Lossless planar line geometry

A customer requested a $50 ohm$ loss-less planar line, with the restriction that the width of the strip cannot exceed $3 mm$. What should the distance, $d$ be? However due to error during manufacturing, if the final characteristic impedance value turns out to be $52 ohm$, how much would the $d$ differ?

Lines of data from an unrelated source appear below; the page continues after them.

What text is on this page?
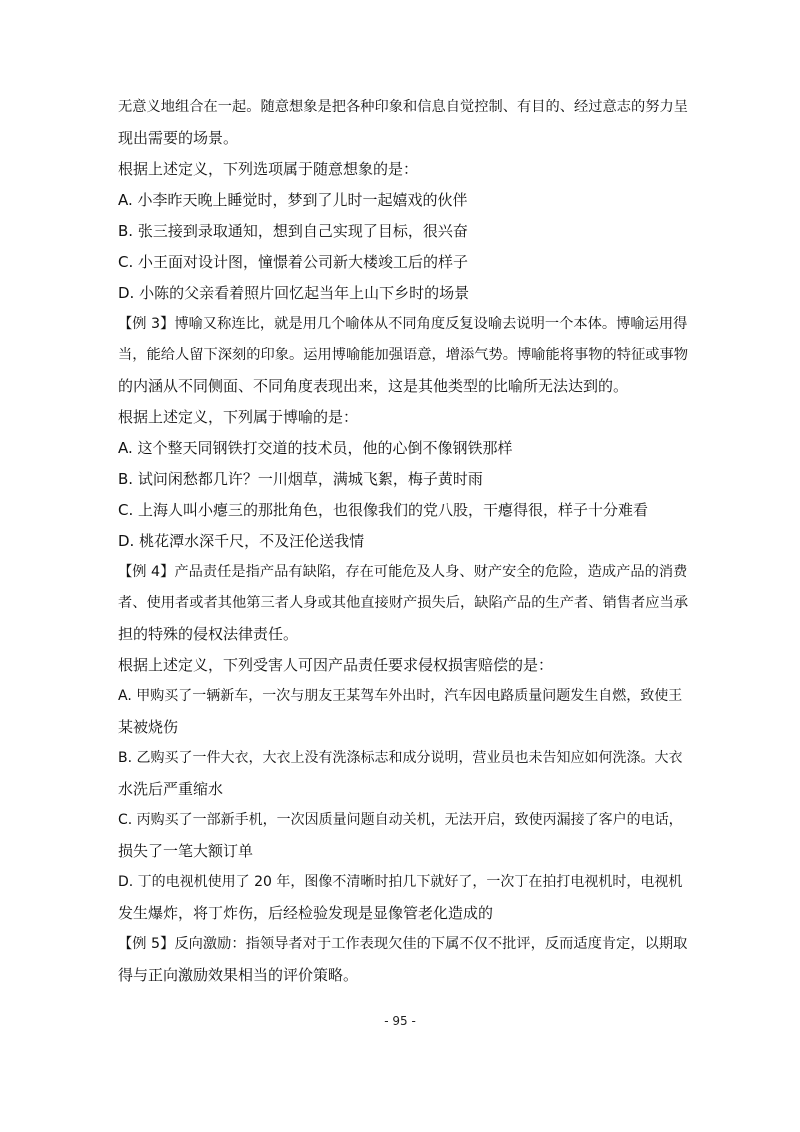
无意义地组合在一起。随意想象是把各种印象和信息自觉控制、有目的、经过意志的努力呈
现出需要的场景。
根据上述定义，下列选项属于随意想象的是：
A. 小李昨天晚上睡觉时，梦到了儿时一起嬉戏的伙伴
B. 张三接到录取通知，想到自己实现了目标，很兴奋
C. 小王面对设计图，憧憬着公司新大楼竣工后的样子
D. 小陈的父亲看着照片回忆起当年上山下乡时的场景
【例 3】博喻又称连比，就是用几个喻体从不同角度反复设喻去说明一个本体。博喻运用得
当，能给人留下深刻的印象。运用博喻能加强语意，增添气势。博喻能将事物的特征或事物
的内涵从不同侧面、不同角度表现出来，这是其他类型的比喻所无法达到的。
根据上述定义，下列属于博喻的是：
A. 这个整天同钢铁打交道的技术员，他的心倒不像钢铁那样
B. 试问闲愁都几许？一川烟草，满城飞絮，梅子黄时雨
C. 上海人叫小瘪三的那批角色，也很像我们的党八股，干瘪得很，样子十分难看
D. 桃花潭水深千尺，不及汪伦送我情
【例 4】产品责任是指产品有缺陷，存在可能危及人身、财产安全的危险，造成产品的消费
者、使用者或者其他第三者人身或其他直接财产损失后，缺陷产品的生产者、销售者应当承
担的特殊的侵权法律责任。
根据上述定义，下列受害人可因产品责任要求侵权损害赔偿的是：
A. 甲购买了一辆新车，一次与朋友王某驾车外出时，汽车因电路质量问题发生自燃，致使王
某被烧伤
B. 乙购买了一件大衣，大衣上没有洗涤标志和成分说明，营业员也未告知应如何洗涤。大衣
水洗后严重缩水
C. 丙购买了一部新手机，一次因质量问题自动关机，无法开启，致使丙漏接了客户的电话，
损失了一笔大额订单
D. 丁的电视机使用了 20 年，图像不清晰时拍几下就好了，一次丁在拍打电视机时，电视机
发生爆炸，将丁炸伤，后经检验发现是显像管老化造成的
【例 5】反向激励：指领导者对于工作表现欠佳的下属不仅不批评，反而适度肯定，以期取
得与正向激励效果相当的评价策略。
- 95 -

The impedance of a loss-less line is

$Z0 = \sqrt{(L/C)}$.

The inductance of a line parallel to a conducting wall is

$L = \frac{\mu*l}{2\pi}*ln(d/a)$ where $l$ is length, $d$ is distance to wall and $a$ is wire radius

The capacitance of line parallel to a conducting wall is

$C = \frac{(2\pi\epsilon*l)} {ln(d/a)}$

These are found in electrodynamics, by writing the Maxwell equations for the propagation of electromagnetic waves in a lose-less medium. Therefore:

$Z^2 = L/C = [\mu/(4\pi\epsilon)]\ln^2(d/a)$

for $Z =50 ohm$, $a = 3 mm$, $\mu =4\pi*10^{-7} (H/m)$ and $1/(4\pi\epsilon) =9*10^9$

 one obtains

$ln^2(d/a) = \frac{50^2}{(4*10^{-7}*9*10^9} =0.221$

$d/a =1.6$

$d = 1.6*3 =4.8 mm$

For $Z = 52 ohms$

$ln^2(d/a) = 0.239$

$d/a =1.63$

$d =4.892 mm$

The difference in $d$ is $\Delta d=4.892-4.8 =0.092 mm$